Today, Roberto Polillo lives between Milan, Rome and Miami, alternating his activity as director of the P&R Foundation with an intense commitment to travel photography and jazz.
The exhibition itinerary
The exhibition itinerary, reflected in the sequence of the works in the catalogue, intends to suggest to the viewer a series of reading levels that correspond to the development of Polillo’s visual research as we can deduce it from the entire corpus from which the works on display were taken, and as it emerged from the anthropological analysis of the works. The approach chosen to present the works is based on the theme of approaching culture and the subjective experience of vision.
Introduction – The section introduces the public to Polillo’s work, understood as an expression of an approach to culture but also as a revelation of one’s own intimacy.
Multiplicity in space – The space represented by Polillo’s work is a well-defined space: the battlements, porticoes, ancient walls refer to an exotic and timeless vision of Morocco. By depicting silent millenary architecture or crowded places, the artist seeks to represent the dual existence of the individual’s consciousness: solitary yet multiple.
Movement: from the everyday to history – Within his works, the space described by the artist expresses a modulation of dynamism. The movement of everyday life is delineated by fluid and fleeting figures, which mark the symbolic background of history with their passage.
The wings of the soul – Like a watercolour, Polillo’s photography describes the walls of buildings, the walls of alleyways, the arcades as stage wings in which the actions of everyday life take place and where the conscious and unconscious ghosts of the artist himself move.
Reality touched – The verticality of the format of the photographs is the artist’s favourite tool to signal a more marked spatial and emotional approach.
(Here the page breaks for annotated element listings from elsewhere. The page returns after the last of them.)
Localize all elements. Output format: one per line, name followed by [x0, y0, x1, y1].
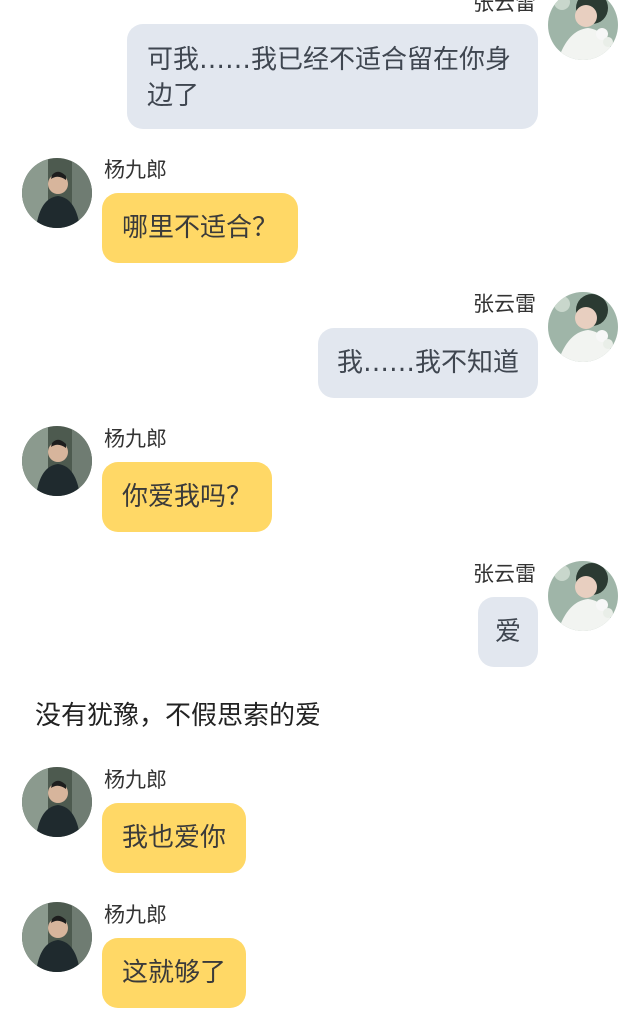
sender-name: 杨九郎 [104, 158, 167, 182]
message-bubble: 爱 [477, 597, 538, 667]
message-bubble: 哪里不适合？ [102, 193, 299, 263]
sender-name: 杨九郎 [104, 768, 167, 792]
sender-name: 杨九郎 [104, 427, 167, 451]
avatar-zhangyunlei-icon[interactable] [548, 292, 618, 362]
sender-name: 张云雷 [473, 292, 536, 316]
avatar-yangjiulang-icon[interactable] [22, 902, 92, 972]
narration-text: 没有犹豫，不假思索的爱 [35, 701, 322, 731]
message-bubble: 这就够了 [102, 938, 247, 1008]
chat-screen: 张云雷 可我……我已经不适合留在你身边了 杨九郎 哪里不适合？ 张云雷 我……我… [0, 0, 640, 1014]
avatar-yangjiulang-icon[interactable] [22, 158, 92, 228]
avatar-zhangyunlei-icon[interactable] [548, 0, 618, 60]
avatar-zhangyunlei-icon[interactable] [548, 561, 618, 631]
message-bubble: 可我……我已经不适合留在你身边了 [127, 24, 538, 129]
message-bubble: 我……我不知道 [317, 328, 538, 398]
avatar-yangjiulang-icon[interactable] [22, 767, 92, 837]
sender-name: 张云雷 [473, 0, 536, 15]
sender-name: 张云雷 [473, 562, 536, 586]
message-bubble: 我也爱你 [102, 803, 247, 873]
avatar-yangjiulang-icon[interactable] [22, 426, 92, 496]
sender-name: 杨九郎 [104, 903, 167, 927]
message-bubble: 你爱我吗？ [102, 462, 273, 532]
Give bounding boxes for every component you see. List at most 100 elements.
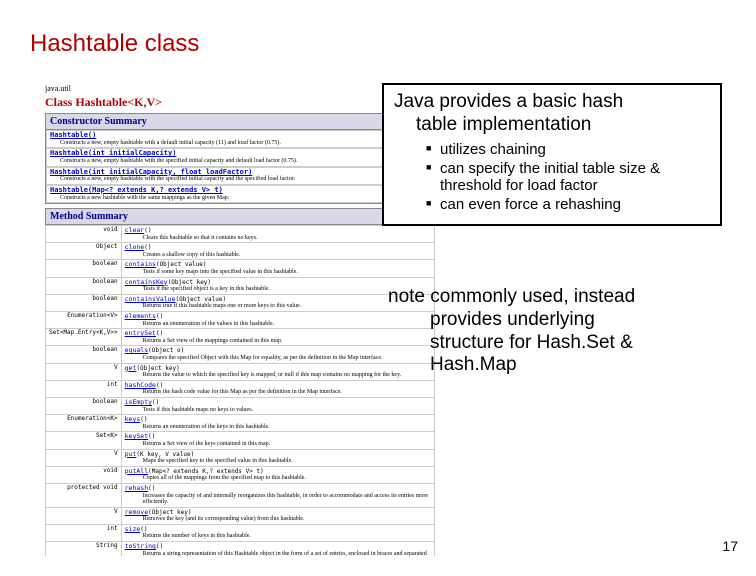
textbox-heading: Java provides a basic hash table impleme…	[394, 91, 710, 137]
method-params: (Object key)	[168, 279, 211, 286]
method-row: booleancontainsValue(Object value)Return…	[46, 294, 435, 311]
method-summary-table: voidclear()Clears this hashtable so that…	[45, 225, 435, 556]
method-return-type: Set<K>	[46, 432, 122, 449]
method-name: rehash	[125, 484, 148, 492]
method-name: put	[125, 450, 137, 458]
constructor-description: Constructs a new hashtable with the same…	[50, 195, 430, 202]
method-description: Returns an enumeration of the keys in th…	[125, 424, 431, 431]
method-name: isEmpty	[125, 398, 152, 406]
method-name: get	[125, 364, 137, 372]
note-line: provides underlying	[388, 309, 723, 332]
method-description: Returns an enumeration of the values in …	[125, 321, 431, 328]
textbox-bullet: utilizes chaining	[426, 141, 710, 158]
javadoc-panel: java.util Class Hashtable<K,V> Construct…	[45, 85, 435, 556]
method-return-type: Object	[46, 243, 122, 260]
method-name: hashCode	[125, 381, 156, 389]
method-params: (Object value)	[156, 261, 207, 268]
method-row: booleanequals(Object o)Compares the spec…	[46, 346, 435, 363]
method-description: Clears this hashtable so that it contain…	[125, 235, 431, 242]
method-description: Removes the key (and its corresponding v…	[125, 516, 431, 523]
method-params: (Object key)	[136, 365, 179, 372]
method-params: ()	[156, 330, 163, 337]
method-return-type: protected void	[46, 483, 122, 507]
textbox-heading-line1: Java provides a basic hash	[394, 91, 623, 112]
method-description: Returns a string representation of this …	[125, 551, 431, 556]
method-cell: put(K key, V value)Maps the specified ke…	[121, 449, 434, 466]
method-return-type: boolean	[46, 294, 122, 311]
constructor-summary-header: Constructor Summary	[45, 113, 435, 130]
method-cell: isEmpty()Tests if this hashtable maps no…	[121, 397, 434, 414]
method-return-type: void	[46, 466, 122, 483]
method-name: elements	[125, 312, 156, 320]
method-params: ()	[152, 399, 159, 406]
class-heading: Class Hashtable<K,V>	[45, 94, 435, 113]
constructor-row: Hashtable(int initialCapacity, float loa…	[46, 167, 434, 185]
method-row: Objectclone()Creates a shallow copy of t…	[46, 243, 435, 260]
method-row: Set<Map.Entry<K,V>>entrySet()Returns a S…	[46, 329, 435, 346]
method-description: Maps the specified key to the specified …	[125, 458, 431, 465]
method-description: Tests if the specified object is a key i…	[125, 286, 431, 293]
constructor-row: Hashtable()Constructs a new, empty hasht…	[46, 130, 434, 148]
method-cell: toString()Returns a string representatio…	[121, 542, 434, 556]
method-return-type: int	[46, 380, 122, 397]
constructor-signature: Hashtable(Map<? extends K,? extends V> t…	[50, 186, 223, 194]
note-line: Hash.Map	[388, 354, 723, 377]
constructor-signature: Hashtable(int initialCapacity)	[50, 149, 176, 157]
method-cell: rehash()Increases the capacity of and in…	[121, 483, 434, 507]
method-return-type: V	[46, 507, 122, 524]
constructor-description: Constructs a new, empty hashtable with t…	[50, 176, 430, 183]
page-number: 17	[722, 538, 738, 554]
constructor-row: Hashtable(Map<? extends K,? extends V> t…	[46, 185, 434, 203]
method-description: Creates a shallow copy of this hashtable…	[125, 252, 431, 259]
method-name: size	[125, 525, 141, 533]
method-params: (Object key)	[148, 509, 191, 516]
method-return-type: V	[46, 363, 122, 380]
method-description: Returns the number of keys in this hasht…	[125, 533, 431, 540]
method-params: ()	[148, 485, 155, 492]
method-return-type: boolean	[46, 260, 122, 277]
method-description: Tests if some key maps into the specifie…	[125, 269, 431, 276]
method-cell: clear()Clears this hashtable so that it …	[121, 226, 434, 243]
method-name: equals	[125, 346, 148, 354]
method-name: clone	[125, 243, 145, 251]
method-params: ()	[144, 227, 151, 234]
method-summary-header: Method Summary	[45, 208, 435, 225]
method-name: remove	[125, 508, 148, 516]
note-text: note commonly used, instead provides und…	[388, 286, 723, 377]
method-row: Vget(Object key)Returns the value to whi…	[46, 363, 435, 380]
constructor-row: Hashtable(int initialCapacity)Constructs…	[46, 148, 434, 166]
method-row: inthashCode()Returns the hash code value…	[46, 380, 435, 397]
constructor-description: Constructs a new, empty hashtable with a…	[50, 140, 430, 147]
method-params: ()	[140, 526, 147, 533]
method-return-type: Set<Map.Entry<K,V>>	[46, 329, 122, 346]
method-name: clear	[125, 226, 145, 234]
method-description: Returns a Set view of the mappings conta…	[125, 338, 431, 345]
method-params: (K key, V value)	[136, 451, 194, 458]
method-row: voidputAll(Map<? extends K,? extends V> …	[46, 466, 435, 483]
method-row: Enumeration<K>keys()Returns an enumerati…	[46, 415, 435, 432]
constructor-description: Constructs a new, empty hashtable with t…	[50, 158, 430, 165]
method-row: voidclear()Clears this hashtable so that…	[46, 226, 435, 243]
method-params: ()	[156, 543, 163, 550]
method-description: Compares the specified Object with this …	[125, 355, 431, 362]
method-cell: size()Returns the number of keys in this…	[121, 524, 434, 541]
note-line: structure for Hash.Set &	[388, 332, 723, 355]
textbox-bullet-list: utilizes chaining can specify the initia…	[394, 141, 710, 214]
method-cell: contains(Object value)Tests if some key …	[121, 260, 434, 277]
method-row: Vremove(Object key)Removes the key (and …	[46, 507, 435, 524]
constructor-signature: Hashtable(int initialCapacity, float loa…	[50, 168, 252, 176]
method-params: ()	[140, 416, 147, 423]
method-params: ()	[144, 244, 151, 251]
method-description: Copies all of the mappings from the spec…	[125, 475, 431, 482]
method-name: containsKey	[125, 278, 168, 286]
textbox-bullet: can even force a rehashing	[426, 196, 710, 213]
method-row: Set<K>keySet()Returns a Set view of the …	[46, 432, 435, 449]
method-description: Returns a Set view of the keys contained…	[125, 441, 431, 448]
method-name: putAll	[125, 467, 148, 475]
method-description: Tests if this hashtable maps no keys to …	[125, 407, 431, 414]
method-return-type: Enumeration<K>	[46, 415, 122, 432]
method-params: ()	[156, 313, 163, 320]
method-cell: clone()Creates a shallow copy of this ha…	[121, 243, 434, 260]
textbox-heading-line2: table implementation	[398, 114, 710, 137]
method-params: ()	[148, 433, 155, 440]
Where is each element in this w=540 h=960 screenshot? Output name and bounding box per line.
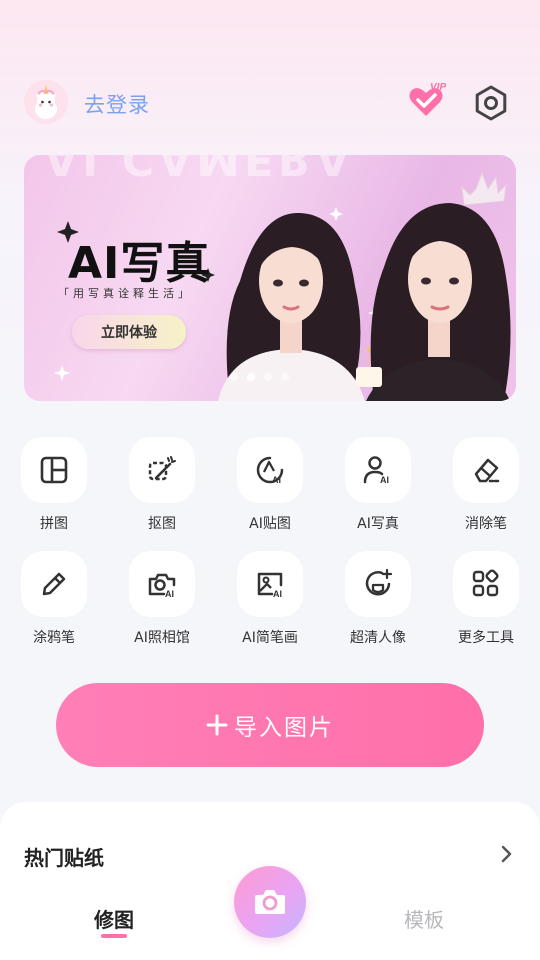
unicorn-avatar-icon (24, 80, 68, 124)
tab-template[interactable]: 模板 (404, 904, 444, 933)
tool-label: 超清人像 (350, 630, 406, 646)
svg-text:AI: AI (380, 475, 389, 485)
tab-edit-indicator (101, 934, 127, 938)
tool-cutout[interactable]: 抠图 (108, 437, 216, 533)
portrait-right-image (356, 171, 511, 401)
ai-sketch-icon: AI (237, 551, 303, 617)
tool-label: 消除笔 (465, 516, 507, 532)
more-tools-icon (453, 551, 519, 617)
banner-try-button[interactable]: 立即体验 (72, 315, 186, 349)
settings-icon[interactable] (472, 84, 510, 122)
banner-subtitle: 「用写真诠释生活」 (58, 287, 193, 300)
banner-dot-active[interactable] (247, 373, 255, 381)
portrait-left-image (218, 212, 365, 401)
banner-dot[interactable] (281, 373, 289, 381)
tool-label: 拼图 (40, 516, 68, 532)
pencil-icon (21, 551, 87, 617)
hd-portrait-icon (345, 551, 411, 617)
hot-stickers-title: 热门贴纸 (24, 846, 104, 870)
vip-heart-icon[interactable]: VIP (406, 80, 450, 120)
svg-text:AI: AI (272, 475, 281, 485)
tool-label: 抠图 (148, 516, 176, 532)
tool-ai-studio[interactable]: AI AI照相馆 (108, 551, 216, 647)
banner-dot[interactable] (264, 373, 272, 381)
ai-camera-icon: AI (129, 551, 195, 617)
tool-label: AI简笔画 (242, 630, 298, 646)
svg-text:AI: AI (273, 589, 282, 599)
banner-dot[interactable] (230, 373, 238, 381)
ai-portrait-icon: AI (345, 437, 411, 503)
tool-eraser[interactable]: 消除笔 (432, 437, 540, 533)
tool-more[interactable]: 更多工具 (432, 551, 540, 647)
collage-icon (21, 437, 87, 503)
tool-hd-portrait[interactable]: 超清人像 (324, 551, 432, 647)
chevron-right-icon[interactable] (500, 844, 514, 864)
tool-label: AI贴图 (249, 516, 291, 532)
ai-sticker-icon: AI (237, 437, 303, 503)
svg-text:AI: AI (165, 589, 174, 599)
tool-label: AI写真 (357, 516, 399, 532)
svg-text:VIP: VIP (430, 82, 446, 93)
avatar[interactable] (24, 80, 68, 124)
tool-collage[interactable]: 拼图 (0, 437, 108, 533)
tool-ai-sketch[interactable]: AI AI简笔画 (216, 551, 324, 647)
camera-icon (255, 890, 285, 914)
import-image-label: 导入图片 (234, 715, 334, 741)
tool-doodle[interactable]: 涂鸦笔 (0, 551, 108, 647)
login-link[interactable]: 去登录 (84, 89, 150, 119)
import-image-button[interactable]: 导入图片 (56, 683, 484, 767)
tool-label: 更多工具 (458, 630, 514, 646)
tab-edit[interactable]: 修图 (94, 904, 134, 933)
tool-label: 涂鸦笔 (33, 630, 75, 646)
tool-ai-portrait[interactable]: AI AI写真 (324, 437, 432, 533)
eraser-icon (453, 437, 519, 503)
cutout-icon (129, 437, 195, 503)
camera-button[interactable] (234, 866, 306, 938)
banner-title: AI写真 (68, 238, 211, 289)
banner-pagination (230, 373, 289, 381)
promo-banner[interactable]: AI CAMERA AI写真 「用写真诠释生活」 立即体验 (24, 155, 516, 401)
plus-icon (206, 714, 228, 736)
tool-ai-sticker[interactable]: AI AI贴图 (216, 437, 324, 533)
tool-label: AI照相馆 (134, 630, 190, 646)
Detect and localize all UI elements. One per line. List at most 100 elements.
Compared to the photographer’s eye, the subjects of the shots remain, despite the approach, marked by a certain distance that in this way marks the perception of an “otherness” from which the fascination of Morocco continues to emanate.
“Esovisioni” is a cycle dedicated to the peculiarities and paths of viewing cultures through the photographic lens. The working hypothesis is that the photographer, taking the exotic image as a pretext has, consciously or unconsciously, returned his own inner vision, fertilising the collective imagination with artful images and stereotypes of different cultural realities.